His biography by Henry James, commissioned by his heirs, made clear his low opinion of artists and the Cushman crowd, lower yet of Edmonia – not even mentioned by name. It is doubtful Story ever sponsored her or made her a regular at his soirées, as some twentieth century rumors would have one believe.

The debate over tariffs, by the way, dragged on for long after Story’s death. Some people had imported lead statues of Venus and Mercury as art only to melt them down and avoid higher duties on metal.

In the end, the artists won. In their petitions, they had claimed harm to American museums. Collectors, backed by museums, adopted this tactic in earnest, eventually with success. J. P. Morgan and other rich Americans bought European art worth millions of dollars and just stored it abroad.

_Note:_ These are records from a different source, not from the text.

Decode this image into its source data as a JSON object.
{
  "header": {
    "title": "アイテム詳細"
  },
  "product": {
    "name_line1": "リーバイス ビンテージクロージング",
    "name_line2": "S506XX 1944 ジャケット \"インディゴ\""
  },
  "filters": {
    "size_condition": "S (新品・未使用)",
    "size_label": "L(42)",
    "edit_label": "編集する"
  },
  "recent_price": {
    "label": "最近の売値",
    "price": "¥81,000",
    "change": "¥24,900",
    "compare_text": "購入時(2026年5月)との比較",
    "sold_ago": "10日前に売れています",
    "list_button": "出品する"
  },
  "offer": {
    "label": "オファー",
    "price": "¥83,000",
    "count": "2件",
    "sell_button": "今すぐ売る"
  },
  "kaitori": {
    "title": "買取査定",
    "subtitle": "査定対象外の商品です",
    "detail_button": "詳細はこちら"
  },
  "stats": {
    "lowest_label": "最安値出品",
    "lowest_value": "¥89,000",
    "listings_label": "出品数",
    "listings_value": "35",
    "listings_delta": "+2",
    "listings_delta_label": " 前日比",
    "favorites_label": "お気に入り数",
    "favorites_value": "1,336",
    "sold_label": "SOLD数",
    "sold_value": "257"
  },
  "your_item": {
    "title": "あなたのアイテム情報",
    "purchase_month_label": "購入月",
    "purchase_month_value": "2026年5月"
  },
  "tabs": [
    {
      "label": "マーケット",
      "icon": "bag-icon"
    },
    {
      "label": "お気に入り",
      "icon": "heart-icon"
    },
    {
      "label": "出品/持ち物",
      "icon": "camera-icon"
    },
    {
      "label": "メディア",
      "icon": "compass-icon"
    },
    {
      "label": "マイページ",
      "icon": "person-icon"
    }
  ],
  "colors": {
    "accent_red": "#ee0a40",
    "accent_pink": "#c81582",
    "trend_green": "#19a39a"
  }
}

Word of the private embargo sharpened Congressional focus on the ill effects of the tax. Noting that great museums depend on bequests and donations for the bulk of their collections, the argument supporting free art for the people discredited any complaint of tax credits for the rich and threats of second-rate artistry.

Today, works of art, collectors’ pieces, and antiques, with some exceptions (such as mass-produced castings), pass United States Customs duty-free.

 

The Brooklyn Orphanage – 1886

Weeksville started as a settlement of freed slaves in Brooklyn, New York.
[750]
Before the Civil War, its people served the Underground Railroad. When the draft rioters crossed the East River, these freedmen defended their homes. Then they set up the Howard Colored Orphan Asylum
[751]
to fill the void left by vandals who burned down the large building in Manhattan.